On the same website Luxenberg claims in his article ‘Der Koran zum ‘Islamischen Kopftuch’ that Qur’anic verse 24:31, which says that women should cast veils over their bosoms, in Aramaic truly means that women should cast a belt over their loin’. A belt around their waist. Also in Christianity the belt is a signaficant symbol of chastity for not only women but monks too. Also would appear from hadith 318 Book 60 Volume 6 by Sahih Buchari that the woman used to wear a cloth around the waist covering the hips:
Narrated Safiya bint Shaiba:
‘Aisha used to say: “When (the Verse): “They should draw their veils over their necks and bosoms,” was revealed, (the ladies) cut their waist sheets at the edges and covered their faces with the cut pieces.”
To cut it short, Luxenberg thinks we should stop making things difficult and read the Qur’an the Aramaic way.

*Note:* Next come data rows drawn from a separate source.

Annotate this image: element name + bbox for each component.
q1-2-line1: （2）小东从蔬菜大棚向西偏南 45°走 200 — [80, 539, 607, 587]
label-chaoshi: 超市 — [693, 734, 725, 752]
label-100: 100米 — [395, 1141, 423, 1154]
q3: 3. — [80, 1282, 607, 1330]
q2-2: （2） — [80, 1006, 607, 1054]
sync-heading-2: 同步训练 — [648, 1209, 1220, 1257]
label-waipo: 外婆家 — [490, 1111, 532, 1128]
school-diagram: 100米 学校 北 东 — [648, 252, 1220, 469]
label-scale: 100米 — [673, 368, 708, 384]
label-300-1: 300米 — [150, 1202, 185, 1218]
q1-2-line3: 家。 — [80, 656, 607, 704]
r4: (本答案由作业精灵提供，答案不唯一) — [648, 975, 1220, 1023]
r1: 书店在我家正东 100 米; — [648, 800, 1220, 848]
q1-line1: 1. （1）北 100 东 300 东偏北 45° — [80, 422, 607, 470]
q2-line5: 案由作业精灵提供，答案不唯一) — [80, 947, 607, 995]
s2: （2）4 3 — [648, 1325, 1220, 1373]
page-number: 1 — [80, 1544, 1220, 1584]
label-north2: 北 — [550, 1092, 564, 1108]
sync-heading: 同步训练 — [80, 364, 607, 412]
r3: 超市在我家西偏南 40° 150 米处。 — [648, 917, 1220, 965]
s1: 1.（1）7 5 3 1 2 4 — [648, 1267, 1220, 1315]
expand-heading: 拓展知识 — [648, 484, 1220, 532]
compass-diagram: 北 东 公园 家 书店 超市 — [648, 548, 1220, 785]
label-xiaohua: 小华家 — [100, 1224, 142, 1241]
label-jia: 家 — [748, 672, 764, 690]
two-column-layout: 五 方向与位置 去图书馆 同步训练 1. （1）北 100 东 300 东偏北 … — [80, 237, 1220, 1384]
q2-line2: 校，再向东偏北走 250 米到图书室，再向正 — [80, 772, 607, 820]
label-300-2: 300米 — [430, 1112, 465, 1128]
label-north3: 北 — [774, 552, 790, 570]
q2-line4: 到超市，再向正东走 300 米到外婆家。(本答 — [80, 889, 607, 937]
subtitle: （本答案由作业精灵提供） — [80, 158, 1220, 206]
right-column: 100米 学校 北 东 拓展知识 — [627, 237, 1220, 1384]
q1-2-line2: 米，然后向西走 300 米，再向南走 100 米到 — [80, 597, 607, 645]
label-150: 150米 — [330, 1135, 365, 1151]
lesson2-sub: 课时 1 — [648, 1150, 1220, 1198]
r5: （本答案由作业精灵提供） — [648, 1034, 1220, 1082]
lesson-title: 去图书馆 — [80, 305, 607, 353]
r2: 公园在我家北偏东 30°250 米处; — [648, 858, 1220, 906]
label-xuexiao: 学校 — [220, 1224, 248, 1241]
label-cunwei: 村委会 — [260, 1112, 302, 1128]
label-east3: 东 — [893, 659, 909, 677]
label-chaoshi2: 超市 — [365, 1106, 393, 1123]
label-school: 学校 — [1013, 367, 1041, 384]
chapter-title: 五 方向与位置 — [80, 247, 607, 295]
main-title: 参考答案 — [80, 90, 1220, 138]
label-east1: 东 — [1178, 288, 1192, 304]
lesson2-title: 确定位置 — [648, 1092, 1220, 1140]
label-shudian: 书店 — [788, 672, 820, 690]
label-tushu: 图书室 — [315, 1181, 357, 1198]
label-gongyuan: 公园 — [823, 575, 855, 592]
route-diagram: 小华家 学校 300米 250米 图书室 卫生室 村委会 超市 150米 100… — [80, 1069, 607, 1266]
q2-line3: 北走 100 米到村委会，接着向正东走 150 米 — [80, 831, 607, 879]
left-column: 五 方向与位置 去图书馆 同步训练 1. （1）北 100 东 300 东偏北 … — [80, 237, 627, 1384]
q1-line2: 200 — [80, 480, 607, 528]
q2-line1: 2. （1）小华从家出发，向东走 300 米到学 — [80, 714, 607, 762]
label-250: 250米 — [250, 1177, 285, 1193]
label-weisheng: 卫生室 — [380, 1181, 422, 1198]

It’s not necessary to consider the new Islamic duties mentioned in this hadith, in his eyes.
All these efforts by Christians and other Westerners to re-write Islamic history indicate a non-acceptance of religiously-inspired records of history. For them it is decided that such scriptures are fabricated myths, fairy-tales, and miscellaneous gathered facts and narratives that may be fine sources for inspirational purposes, so-called allegories or deeper truths. Incessant efforts are made to parallel Islam with Judaism and Christianity. The big difference, however, is that especially Christianity has a much less reliable historic record, as Romans, the popes and other rulers destroyed much of its inheritance and furthermore, Jewish history took a much longer time span. It is true that the Bible holds the same narratives of the same events, but then we see that names, dates and events do not quite match. Judaism and Christianity therefore had to rely a lot more than is the case for Islam on interpretation by scholars from later eras. Islam has a much clearer defined area of study with Qur’an and ahadith. One must acknowledge that Islam has a different origine than Judaism and Christianity and above all, among different people. Thus at an early stage one single qur’an could be recorded and memorized, which is still used by the entire Islamic umma without modifications. Something similar goes for the recording of ahadith, however, it must be admitted that part of them was written down immediately, but part of the most authoritative ahadith was for a fact recorded from many oral sources only two centuries later. This happened though in a way that they indeed can be used for historic reference. They may not each and everyone of them be infallible, but we can safely conclude that the memorized events truly took place. If we then may conclude that the Prophet pbuh indeed received Divine Revelations, is even with the ahadith at hand impossible to prove, because not often clearly supernatural events in the sense of spectacular ‘miracles’ like walking on a water surface, apparitions of angels or Allah swt showing Himself took place. This aspect of it all definitely is a question of faith. Westerners try to ascribe epilepsy or other illnesses to the Prophet; he underwent ‘a seizure’ at the moment he received a new Revelation. Islam, however, sees creation and the Scripture as miracle enough and has no need for stunts.